Countries like California and Nebraska are also doing better, if not better, than some states in New England when it comes to new population cases. And racial differences in vaccinations continue to exist in the region, as well as in many other parts of the country.

In a series of tweets last weekend, Dr. Ashish Ja, dean of the Brown University School of Public Health in Providence, Rhode Island, countered the relatively low levels of vaccination in Springfield, Massachusetts, one of the largest, most diverse and poorest. cities in the region, with almost complete vaccination of Newton, a rich, largely white suburb of Boston.

“So, if you are in a state of high vaccination, your job is not done,” Ja wrote. “Because there are too many people and communities across America for whom vaccines are still inaccessible.”

Nationally, new coronavirus cases are declining on average to around 15,000 per day, while deaths have fallen to around 430 per day – levels not seen since the end of March 2020, in the very early stages of the crisis. The total death toll in the United States is only 600,000.

Even with a drastic reduction in cases, New England hospitals are in many ways busier than ever, as patients return in crowds after delaying medical care for more than a year.
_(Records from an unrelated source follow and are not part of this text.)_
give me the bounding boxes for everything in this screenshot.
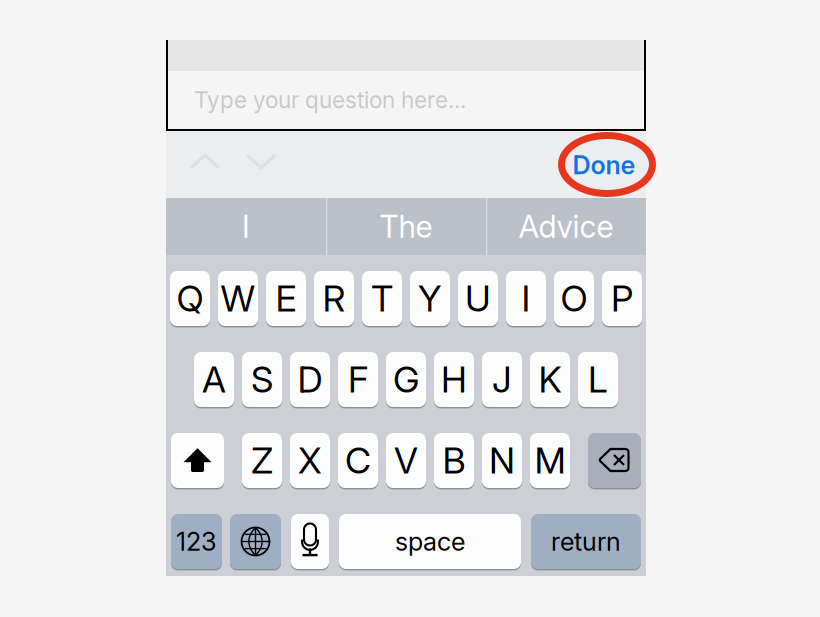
staticText: O [560, 277, 588, 320]
button[interactable]: Done [556, 145, 652, 185]
button[interactable]: The [326, 198, 486, 255]
staticText: space [395, 526, 465, 557]
button[interactable]: 123 [171, 514, 222, 569]
button[interactable]: C [338, 433, 378, 488]
staticText: F [348, 358, 368, 401]
button[interactable]: I [506, 271, 546, 326]
staticText: E [276, 277, 296, 320]
staticText: D [298, 358, 322, 401]
staticText: G [393, 358, 419, 401]
button[interactable]: O [554, 271, 594, 326]
button[interactable]: R [314, 271, 354, 326]
staticText: R [322, 277, 346, 320]
staticText: X [298, 439, 322, 482]
staticText: S [251, 358, 273, 401]
staticText: Q [176, 277, 204, 320]
staticText: J [492, 358, 512, 401]
button[interactable]: Next keyboard [230, 514, 281, 569]
staticText: T [371, 277, 393, 320]
staticText: return [551, 526, 621, 557]
staticText: Advice [518, 208, 614, 245]
button[interactable]: P [602, 271, 642, 326]
staticText: P [611, 277, 633, 320]
staticText: The [380, 208, 432, 245]
button[interactable]: V [386, 433, 426, 488]
button[interactable]: S [242, 352, 282, 407]
staticText: V [394, 439, 418, 482]
button[interactable]: N [482, 433, 522, 488]
button[interactable]: Previous field [189, 153, 221, 170]
button[interactable]: Z [242, 433, 282, 488]
button[interactable]: A [194, 352, 234, 407]
button[interactable]: F [338, 352, 378, 407]
button[interactable]: Delete [588, 433, 641, 488]
button[interactable]: Dictation [291, 514, 329, 569]
staticText: L [588, 358, 608, 401]
button[interactable]: X [290, 433, 330, 488]
staticText: A [202, 358, 226, 401]
button[interactable]: H [434, 352, 474, 407]
button[interactable]: T [362, 271, 402, 326]
button[interactable]: U [458, 271, 498, 326]
button[interactable]: J [482, 352, 522, 407]
button[interactable]: I [166, 198, 326, 255]
staticText: C [345, 439, 371, 482]
staticText: B [442, 439, 466, 482]
staticText: H [441, 358, 467, 401]
button[interactable]: G [386, 352, 426, 407]
staticText: 123 [176, 526, 217, 557]
button[interactable]: Shift [171, 433, 224, 488]
button[interactable]: M [530, 433, 570, 488]
button[interactable]: E [266, 271, 306, 326]
button[interactable]: L [578, 352, 618, 407]
staticText: Done [572, 150, 636, 180]
staticText: N [489, 439, 515, 482]
button[interactable]: Advice [486, 198, 646, 255]
staticText: Z [251, 439, 273, 482]
staticText: K [538, 358, 562, 401]
button[interactable]: Next field [245, 153, 277, 170]
staticText: I [522, 277, 530, 320]
staticText: I [242, 208, 250, 245]
staticText: U [465, 277, 491, 320]
button[interactable]: W [218, 271, 258, 326]
button[interactable]: Y [410, 271, 450, 326]
button[interactable]: return [531, 514, 641, 569]
button[interactable]: K [530, 352, 570, 407]
staticText: Y [418, 277, 442, 320]
staticText: M [534, 439, 566, 482]
button[interactable]: Q [170, 271, 210, 326]
button[interactable]: B [434, 433, 474, 488]
button[interactable]: space [339, 514, 521, 569]
staticText: Type your question here... [194, 86, 466, 114]
staticText: W [220, 277, 256, 320]
button[interactable]: D [290, 352, 330, 407]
Dr. Catherine Gergen Barnett, head of the family medicine department at Boston Medical Center, said it was “energizing” to connect with regular patients, but also taxation, as many have mental trauma for a year. to suffer, on top of neglected physical ailments.

“There’s definitely a bit of an exhalation going on,” she said. “We ran this marathon, but now we have another long race ahead of us in terms of restoring people’s health.”

Paul Murphy, a nurse at the Brigham and Women Emergency Department, said some of his colleagues felt tired and burned out as frustrated patients could face hours of waiting. A hospital spokesman stressed that the average waiting time was an hour or less.

Still, the 54-year-old Warwick resident, Rhode Island, said it was refreshing to retire from work as the region came to life. The pandemic’s 50-hour work week is over, and there is now time for his children’s sports practices and other commitments, Murphy said.

Faust, Brigham’s emergency physician, said he had recently achieved almost all day sleep without guilt, something he could not dream of during the pandemic.

But like other health experts, he worries that delaying vaccinations could make the nation vulnerable to newer, stronger viral mutations.

“We play roulette if we continue to let the virus infect so many people,” Faust said. “That’s what keeps me awake at night.”


Associated Press reporters Lisa Ratke in Marshfield, Vermont; Patrick Whittle in Portland, Maine; Katie McCormack in Concord, New Hampshire; and Mark Pratt of Boston contributed to this story.